Activity 3.1: Predictions and Planning for Soda Water Fizzing (20 min)

Students develop hypotheses about how matter moves and changes when soda water loses its fizz and make predictions about how they can use their investigation tools—digital balances and BTB—to detect movements and changes in matter.

Activity 3.2: Observing Soda Water Fizzing (30 min)

Students record data about changes in mass and BTB when soda water fizzes and reach consensus about patterns in their data.

Activity 3.3: Evidence-Based Arguments about Soda Water Fizzing (45 min)

Students (a) use data from their investigations to develop evidence-based arguments about matter movements and matter changes when soda water fizzes, and (b) identify unanswered questions about matter movement and matter change that the data are insufficient to address.

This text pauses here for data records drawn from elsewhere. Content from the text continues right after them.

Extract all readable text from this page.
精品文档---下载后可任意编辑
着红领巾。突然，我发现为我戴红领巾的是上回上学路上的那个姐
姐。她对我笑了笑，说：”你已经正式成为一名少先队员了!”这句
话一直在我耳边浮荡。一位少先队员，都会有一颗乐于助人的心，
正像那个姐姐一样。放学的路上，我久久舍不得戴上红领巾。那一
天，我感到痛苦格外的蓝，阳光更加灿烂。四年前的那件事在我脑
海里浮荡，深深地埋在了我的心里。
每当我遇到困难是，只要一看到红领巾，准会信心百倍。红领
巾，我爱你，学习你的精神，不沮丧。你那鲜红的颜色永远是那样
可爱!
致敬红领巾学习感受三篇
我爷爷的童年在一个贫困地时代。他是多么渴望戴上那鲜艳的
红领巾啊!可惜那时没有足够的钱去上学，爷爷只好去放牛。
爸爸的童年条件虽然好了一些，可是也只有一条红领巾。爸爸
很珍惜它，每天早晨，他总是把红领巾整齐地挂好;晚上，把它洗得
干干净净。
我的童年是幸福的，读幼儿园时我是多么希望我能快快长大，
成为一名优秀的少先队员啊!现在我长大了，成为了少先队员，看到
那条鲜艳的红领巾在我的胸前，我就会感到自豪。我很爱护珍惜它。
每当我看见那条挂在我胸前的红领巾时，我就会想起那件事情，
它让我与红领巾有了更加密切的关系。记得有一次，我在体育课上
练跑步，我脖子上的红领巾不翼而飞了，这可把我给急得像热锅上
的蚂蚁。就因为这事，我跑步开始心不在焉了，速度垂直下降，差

Activity 3.4: Molecular Models for Soda Water Fizzing (45 min)

Students use molecular models to explain how carbon, oxygen, and hydrogen atoms are rearranged into new molecules during the decomposition of carbonic acid (the chemical change that happens when soda water fizzes).

Activity 3.5: Explaining Soda Water Fizzing (40 min)

Students explain how matter moves and changes when soda water loses its fizz (connecting macroscopic observations with atomic-molecular models and using the principle of conservation of matter).

NGSS Performance Expectations

Middle School

  • Structures and Properties of Matter. MS-PS1-1. Develop models to describe the atomic composition of simple molecules and extended structures.
  • Chemical Reactions. MS-PS1-2. Analyze and interpret data on the properties of substances before and after the substances interact to determine if a chemical reaction has occurred.
  • Chemical Reactions. MS-PS1-5. Develop and use a model to describe how the total number of atoms does not change in a chemical reaction and thus mass is conserved.

High School

  • Chemical Reactions. HS-PS1-7. Use mathematical representations to support the claim that atoms, and therefore mass, are conserved during a chemical reaction.